NEANCHE UN’ORA DI CARCERE, PER 4 ANNI DALLA CELLA AI DOMICILIARI PRISCA CARLETTI OTTIENE LA CONVERSIONE PREVIO PAGAMENTO SPICCIOLI

Al cambio: 122,57 euro alla CARLETTI contro un solo euro rimborsato al sacerdote turlupinato; il tutto moltiplicato 10.000 volte!
Chi farebbe questo affare?
Purtroppo individuare la destinazione del malloppo sottratto a risparmiatori, convinti di aver sottoscritto il contratto più vantaggioso possibile, non è affare che interessi la Giustizia italiana.
Che sia, in toto o in parte, ancora oggi nella disponibilità della promotrice di Passatempo o se invece il ricco affare abbia preso strade e destinazioni ulteriori e diverse… l’argomento parrebbe non rientrare tra i motivi di interesse primario per il popolo italiano (nel cui nome si esercita la Giustizia) e nemmeno secondario.
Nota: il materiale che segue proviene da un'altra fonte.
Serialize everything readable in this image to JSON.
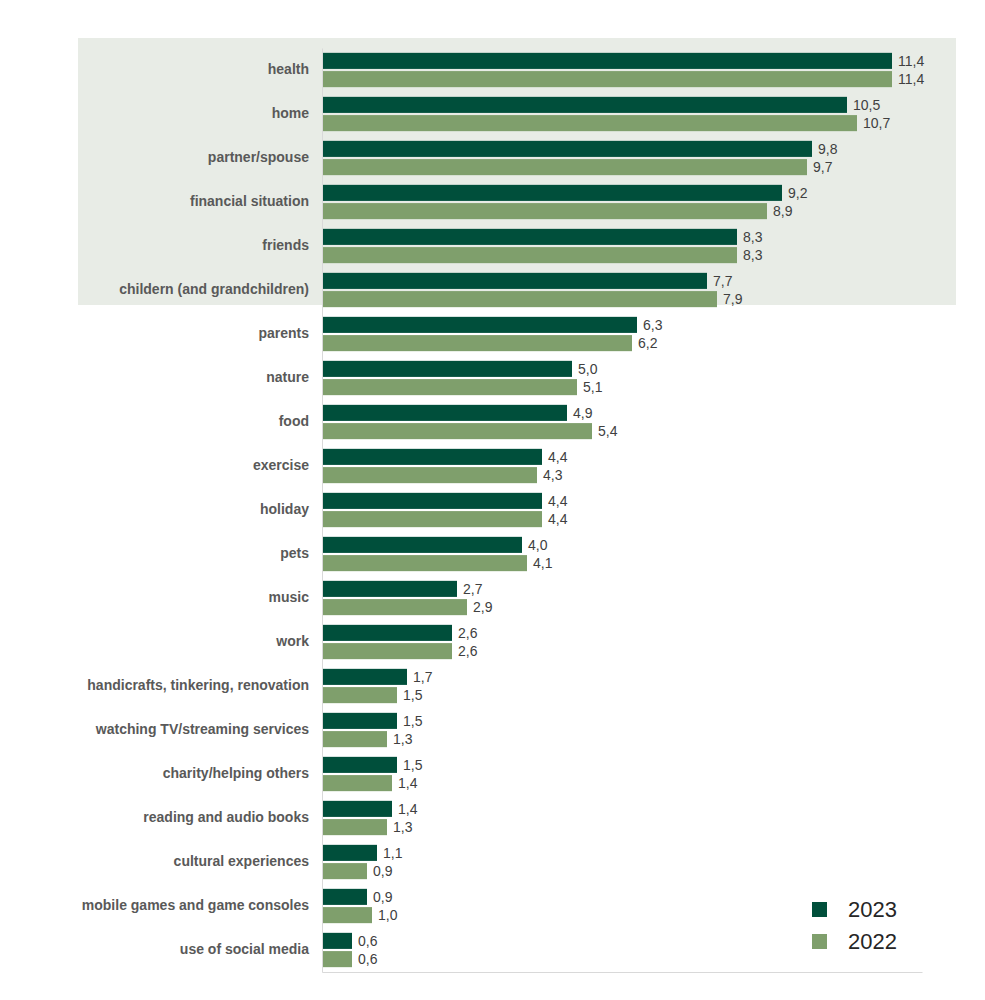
{
  "chart_data": {
    "type": "bar",
    "orientation": "horizontal",
    "categories": [
      "health",
      "home",
      "partner/spouse",
      "financial situation",
      "friends",
      "childern (and grandchildren)",
      "parents",
      "nature",
      "food",
      "exercise",
      "holiday",
      "pets",
      "music",
      "work",
      "handicrafts, tinkering, renovation",
      "watching TV/streaming services",
      "charity/helping others",
      "reading and audio books",
      "cultural experiences",
      "mobile games and game consoles",
      "use of social media"
    ],
    "series": [
      {
        "name": "2023",
        "color": "#004f3b",
        "values": [
          11.4,
          10.5,
          9.8,
          9.2,
          8.3,
          7.7,
          6.3,
          5.0,
          4.9,
          4.4,
          4.4,
          4.0,
          2.7,
          2.6,
          1.7,
          1.5,
          1.5,
          1.4,
          1.1,
          0.9,
          0.6
        ],
        "value_labels": [
          "11,4",
          "10,5",
          "9,8",
          "9,2",
          "8,3",
          "7,7",
          "6,3",
          "5,0",
          "4,9",
          "4,4",
          "4,4",
          "4,0",
          "2,7",
          "2,6",
          "1,7",
          "1,5",
          "1,5",
          "1,4",
          "1,1",
          "0,9",
          "0,6"
        ]
      },
      {
        "name": "2022",
        "color": "#7f9f6c",
        "values": [
          11.4,
          10.7,
          9.7,
          8.9,
          8.3,
          7.9,
          6.2,
          5.1,
          5.4,
          4.3,
          4.4,
          4.1,
          2.9,
          2.6,
          1.5,
          1.3,
          1.4,
          1.3,
          0.9,
          1.0,
          0.6
        ],
        "value_labels": [
          "11,4",
          "10,7",
          "9,7",
          "8,9",
          "8,3",
          "7,9",
          "6,2",
          "5,1",
          "5,4",
          "4,3",
          "4,4",
          "4,1",
          "2,9",
          "2,6",
          "1,5",
          "1,3",
          "1,4",
          "1,3",
          "0,9",
          "1,0",
          "0,6"
        ]
      }
    ],
    "xlim": [
      0,
      12
    ],
    "xticks": [],
    "tick_labels": "y",
    "grid": false,
    "data_labels": true,
    "legend": "lower right"
  }
}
Magari altrove, in Paesi più attenti al succo del problema, non accennare mai alla localizzazione del maltolto, potrebbe inibire all’imputato tutta una serie di facilitazioni e sconti (e magari indurre a restituire non solo spiccioli ma anche banconote gialle o viola), cultura che per fortuna di Prisca CARLETTI non appartiene all’Italia.
La promotrice radiata, al contrario, andrà incontro ad un destino tutt’altro che disprezzabile… futuro che come anticipato non prevede per la 50enne neanche un giorno di cella ma “soltanto” quattro anni di domiciliari sui generis, potendo la futura detenuta lasciare l’abitazione-prigione, per motivi di lavoro, dalle 8.30 alle 19.30 di ogni giorno per i prossimi 1.460 giorni a venire.
| PARTI CIVILI CON PROVVISIONALI DA 5.000 EURO | TRUFFATI |
| Gabriella DI CHIARA | 5.000 euro |
| Terzilio ANDREUCCI e Loredana GIARDINIERI | 5.000 euro |
| Vincenzo BAIOCCO | 5.000 euro |
| Franco LANCIONI | 5.000 euro |
| Cesare GIANNONI | 5.000 euro |
| Michele ANDREOLI e Simona SASSI | 5.000 euro |
| Vincenzina LANCIONI | 5.000 euro |
| Natasha FOGLIA | 5.000 euro |
| Carlo CARLETTI e Maria Rita MARINELLI | 5.000 euro |
| Sara CARLETTI | 5.000 euro |
| Sandro CARLETTI e Mariella ANTONELLI | 5.000 euro |
| Sabrina LE MOGLIE | 5.000 euro |
| Alessandra LE MOGLIE | 5.000 euro |
| Antonietta POTENZA | 5.000 euro |
Un trattamento, di fatto, da “sorvegliata speciale”, abilitata a muoversi entro i confini un tempo solo comunali (oggi allargati all’intera regione) con la sola accortezza vincolante di far ritorno alla base sul calare della sera.
Che sia questo il futuro definitivo della CARLETTI non è però ancora scritto. Stamani il Gip Alberto PALLUCCHINI, nell’udienza programmata per valutare la richiesta conversione del carcere in detenzione domiciliare, ha sentenziato via libera all’istanza presentata dall’avvocato Cristina ANGELONI, accogliendo l’osservazione della difesa subordinando la concessione al pagamento delle 25 mini provvisionali (tante sono le parti civili) costituitesi nel procedimento.

Trattasi di 7 “anticipi” da 10.000 euro l’uno per i casi più rilevanti e di 18 rimborsi da appena 5.000 euro, ancor più simbolici… per un totale di 160.000 euro, cui aggiungerne in 94.000 tra multe, spese di costituzione e parcelle legali.

Il totale dunque, per potersi garantire la via più morbida al dopo truffa, fa lievitare il totale a 254.000 euro circa da versare; grosso modo la stessa cifra già bocciata a dicembre dal Pm AGOSTINO (contrario al patteggiamento alla pena di 4 anni e al versamento, per ciascuna parte offesa, dell’equivalente del 6% di quanto perduto) e comunque ottenuta dalla strategia difensiva.
Parola fine alla dolorosa vicenda? Non è detto. Con il deposito delle motivazioni della sentenza odierna, scatteranno i trenta giorni – per Procura e difesa – utili a motivare un eventuale ricorso in giudizio di Appello.